Last year, a trader who goes by qklpj.eth mistakenly sent $25 million to the wrong blockchain address. Luckily for the trader, they were able to negotiate with the blockchain project involved to recover the lost funds. Not everyone is as fortunate.
And this fear dampens greater enthusiasm for cryptocurrencies among the retail crowd. Half of the respondents surveyed said the fear of screwing up has prevented them from investing more in cryptocurrencies.
And that’s perhaps the fault line at the heart of cryptocurrency self-custody: balancing empowerment with the almost paralysing responsibility that comes with being the system administrator of your own wealth.
Culture of self-custody
Crypto has a culture of self-custody built around a mistrust of centralised systems.

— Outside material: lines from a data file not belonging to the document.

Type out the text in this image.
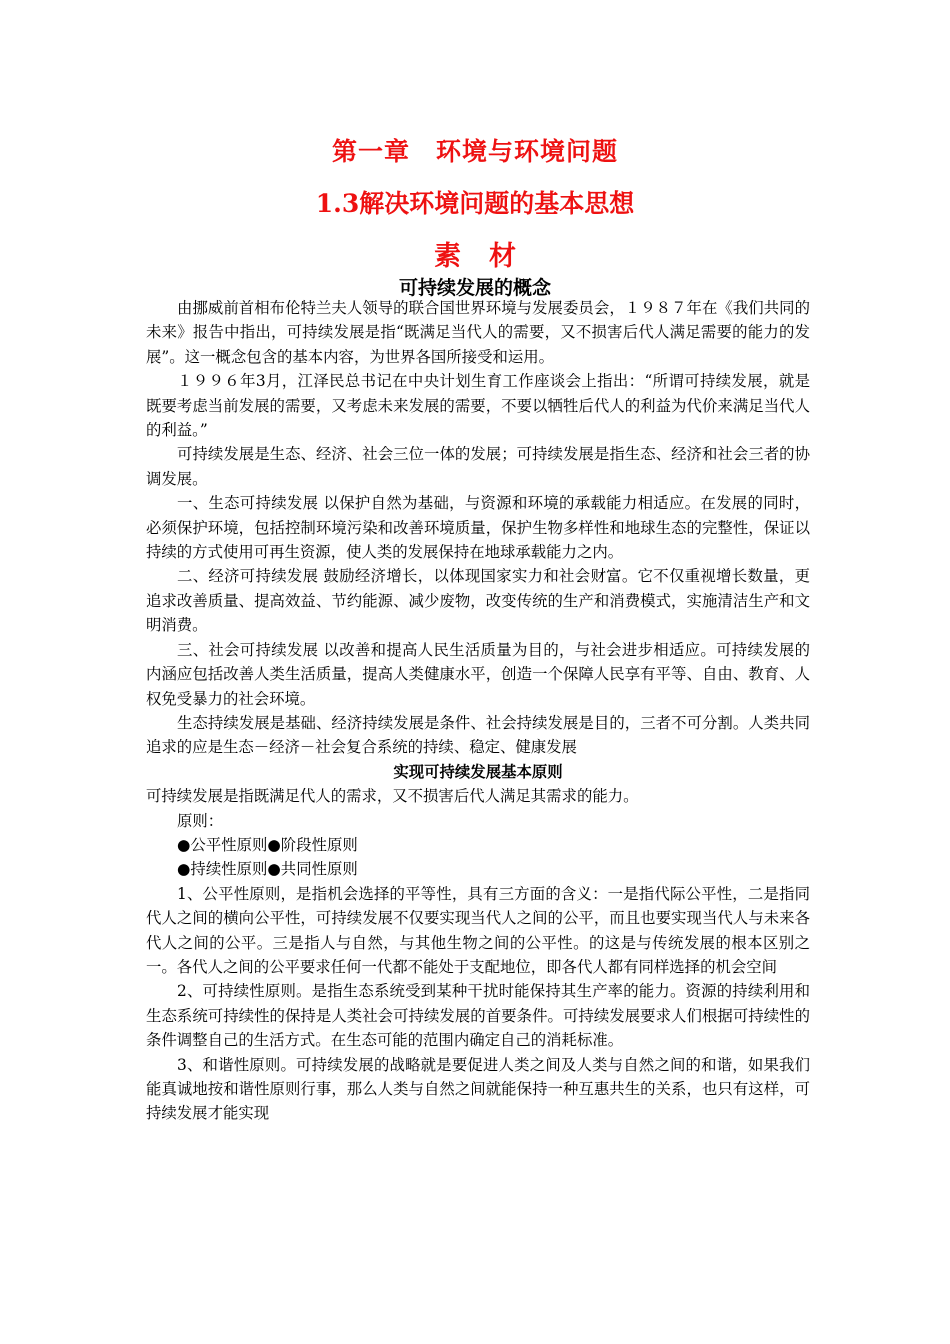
第一章　环境与环境问题
1.3解决环境问题的基本思想
素材
可持续发展的概念

由挪威前首相布伦特兰夫人领导的联合国世界环境与发展委员会，１９８７年在《我们共同的未来》报告中指出，可持续发展是指“既满足当代人的需要，又不损害后代人满足需要的能力的发展”。这一概念包含的基本内容，为世界各国所接受和运用。

１９９６年3月，江泽民总书记在中央计划生育工作座谈会上指出：“所谓可持续发展，就是既要考虑当前发展的需要，又考虑未来发展的需要，不要以牺牲后代人的利益为代价来满足当代人的利益。”

可持续发展是生态、经济、社会三位一体的发展；可持续发展是指生态、经济和社会三者的协调发展。

一、生态可持续发展 以保护自然为基础，与资源和环境的承载能力相适应。在发展的同时，必须保护环境，包括控制环境污染和改善环境质量，保护生物多样性和地球生态的完整性，保证以持续的方式使用可再生资源，使人类的发展保持在地球承载能力之内。

二、经济可持续发展 鼓励经济增长，以体现国家实力和社会财富。它不仅重视增长数量，更追求改善质量、提高效益、节约能源、减少废物，改变传统的生产和消费模式，实施清洁生产和文明消费。

三、社会可持续发展 以改善和提高人民生活质量为目的，与社会进步相适应。可持续发展的内涵应包括改善人类生活质量，提高人类健康水平，创造一个保障人民享有平等、自由、教育、人权免受暴力的社会环境。

生态持续发展是基础、经济持续发展是条件、社会持续发展是目的，三者不可分割。人类共同追求的应是生态－经济－社会复合系统的持续、稳定、健康发展

实现可持续发展基本原则

可持续发展是指既满足代人的需求，又不损害后代人满足其需求的能力。

原则：

●公平性原则●阶段性原则

●持续性原则●共同性原则

1、公平性原则，是指机会选择的平等性，具有三方面的含义：一是指代际公平性，二是指同代人之间的横向公平性，可持续发展不仅要实现当代人之间的公平，而且也要实现当代人与未来各代人之间的公平。三是指人与自然，与其他生物之间的公平性。的这是与传统发展的根本区别之一。各代人之间的公平要求任何一代都不能处于支配地位，即各代人都有同样选择的机会空间

2、可持续性原则。是指生态系统受到某种干扰时能保持其生产率的能力。资源的持续利用和生态系统可持续性的保持是人类社会可持续发展的首要条件。可持续发展要求人们根据可持续性的条件调整自己的生活方式。在生态可能的范围内确定自己的消耗标准。

3、和谐性原则。可持续发展的战略就是要促进人类之间及人类与自然之间的和谐，如果我们能真诚地按和谐性原则行事，那么人类与自然之间就能保持一种互惠共生的关系，也只有这样，可持续发展才能实现
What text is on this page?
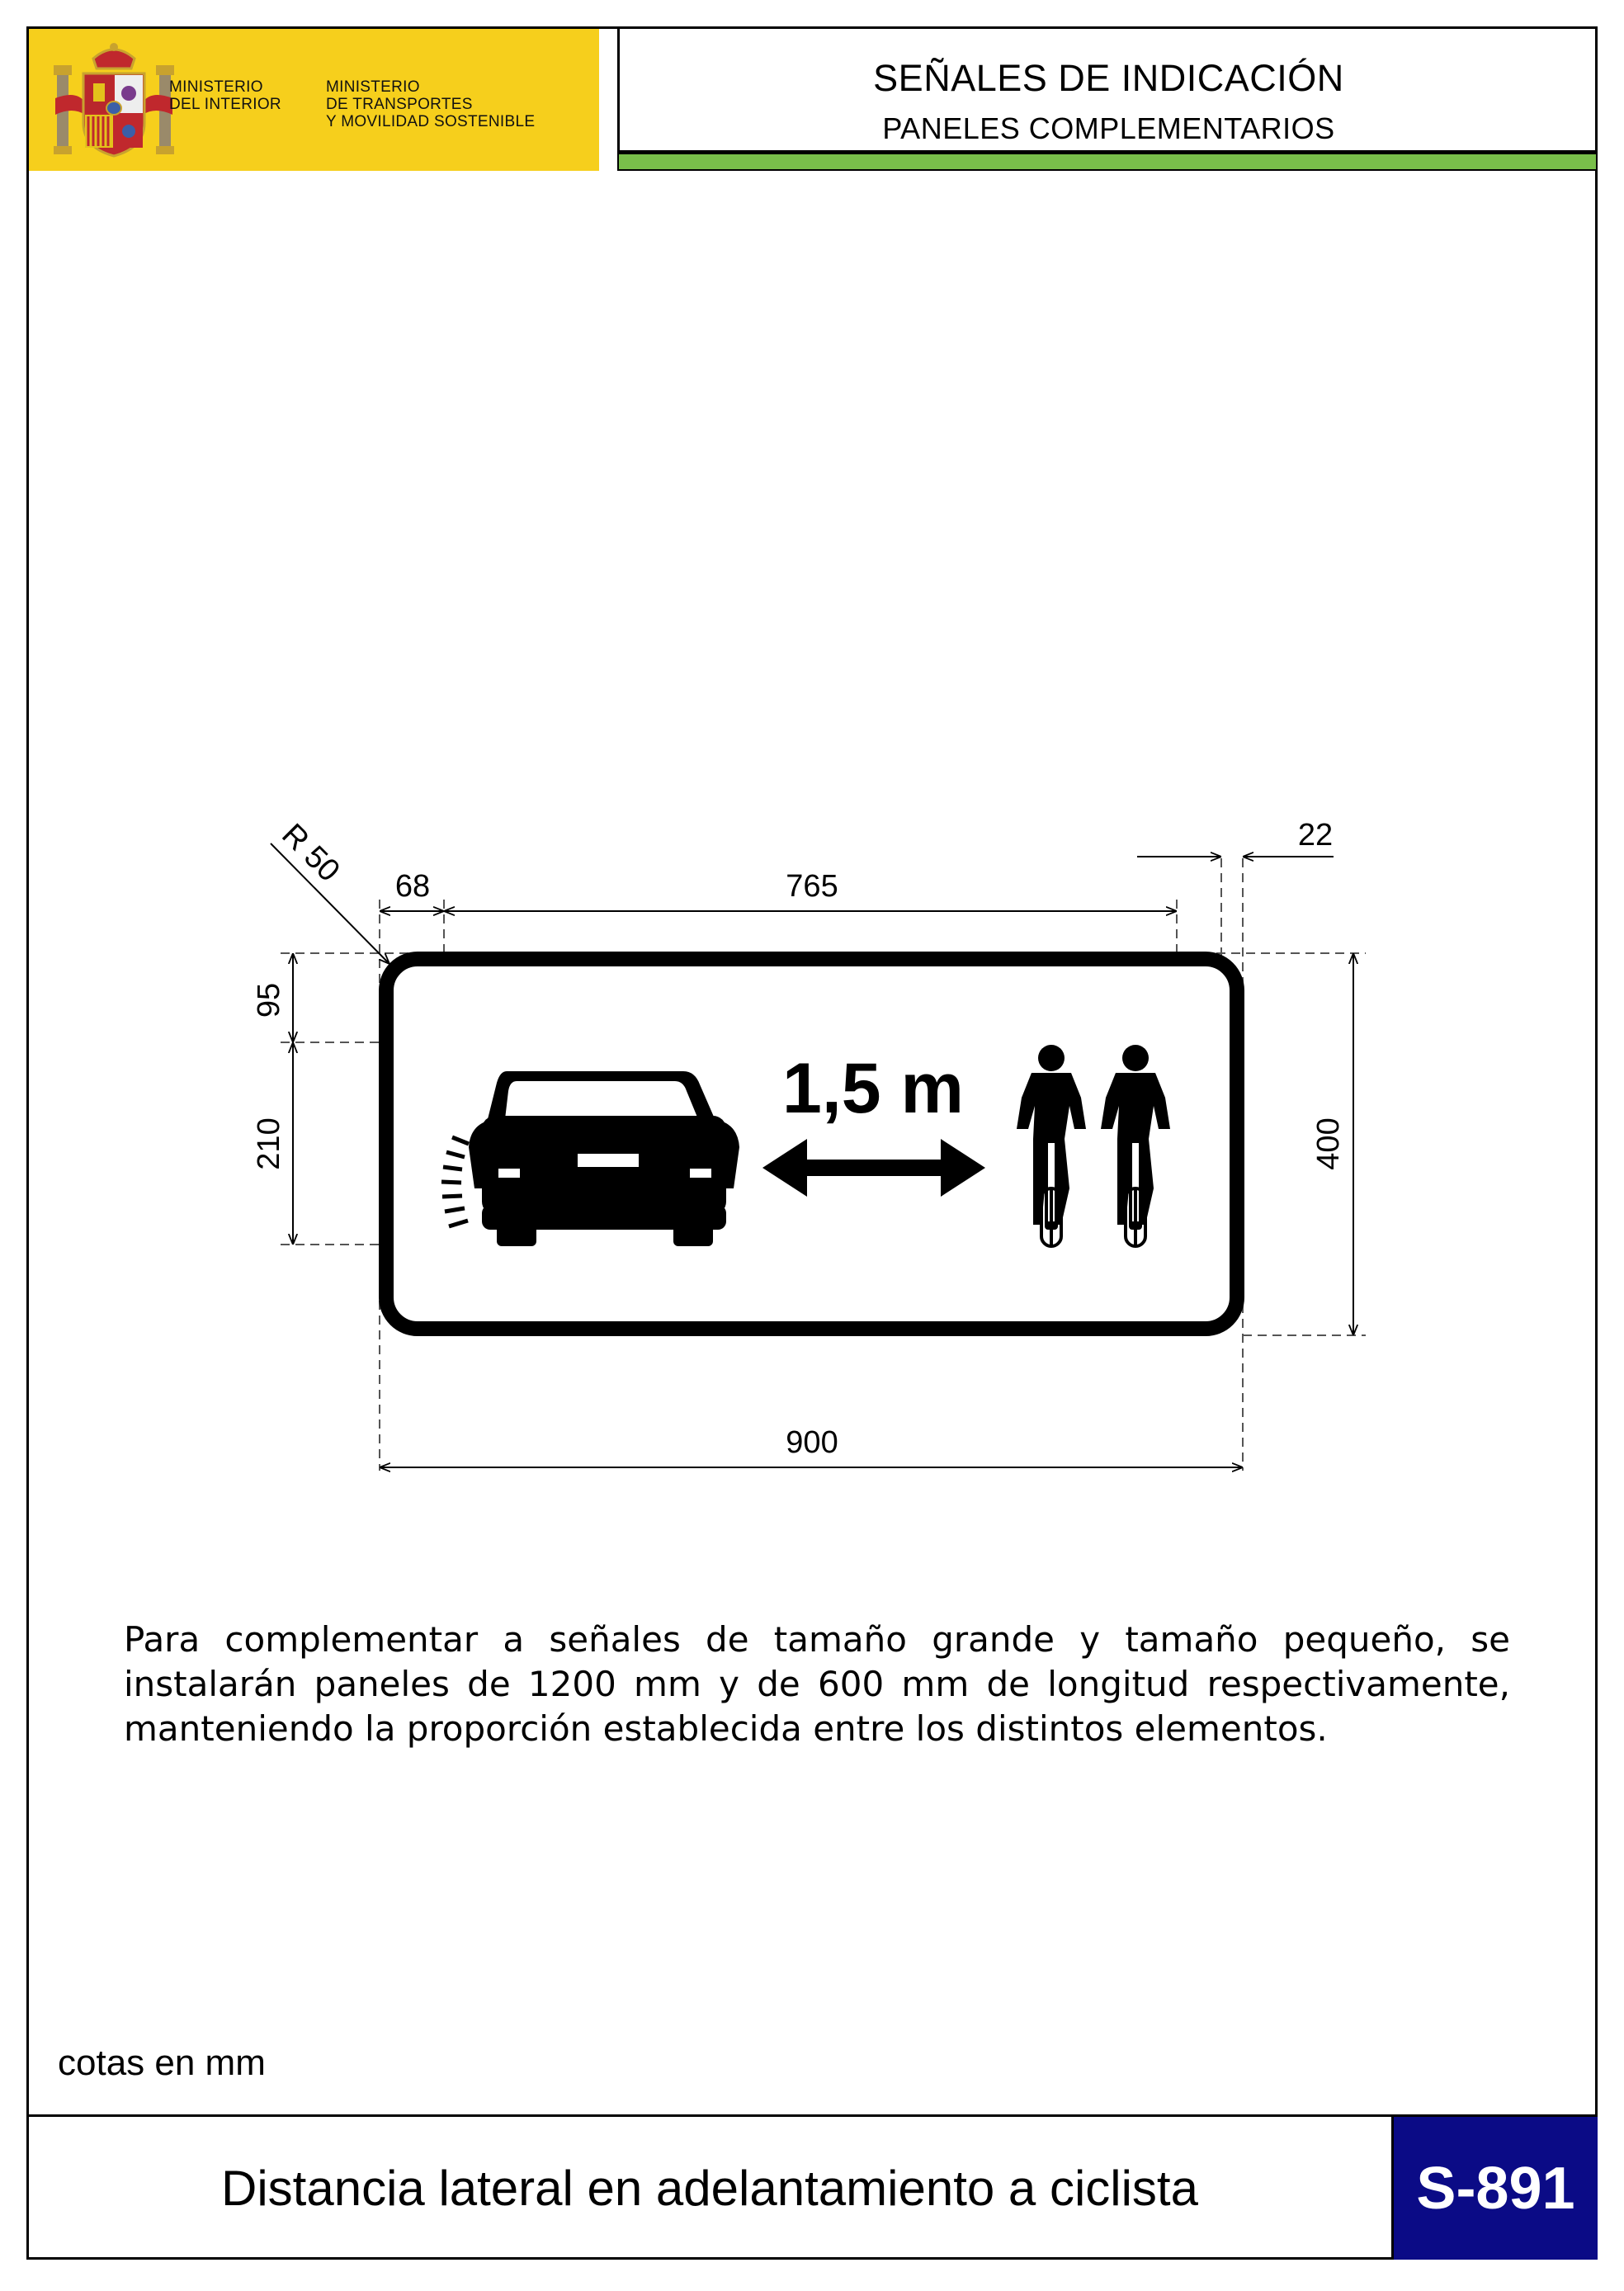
MINISTERIO
DEL INTERIOR
MINISTERIO
DE TRANSPORTES
Y MOVILIDAD SOSTENIBLE
SEÑALES DE INDICACIÓN
PANELES COMPLEMENTARIOS
1,5 m
68	765
22
900
95
210	400
R 50
Para complementar a señales de tamaño grande y tamaño pequeño, se instalarán paneles de 1200 mm y de 600 mm de longitud respectivamente, manteniendo la proporción establecida entre los distintos elementos.
cotas en mm
Distancia lateral en adelantamiento a ciclista	S-891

“Not your keys, not your coins” is gospel for some proponents. But that gospel comes with high stakes. Lose your keys, lose your assets. No chargebacks or bank support on which to fall back.
Crypto security researchers say one solution is for wallet makers to simplify the transaction process with human-readable previews.
They also say wallets need to create a short window for users to undo transactions, especially large transfers, if they notice any error, similar to the way banks and credit card providers operate.
The goal, according to blockchain security experts, shouldn’t only be about building firewalls to keep hackers out. It should also be about helping users not to accidentally light the house on fire from the inside.
Kraken surveyed almost 800 crypto users.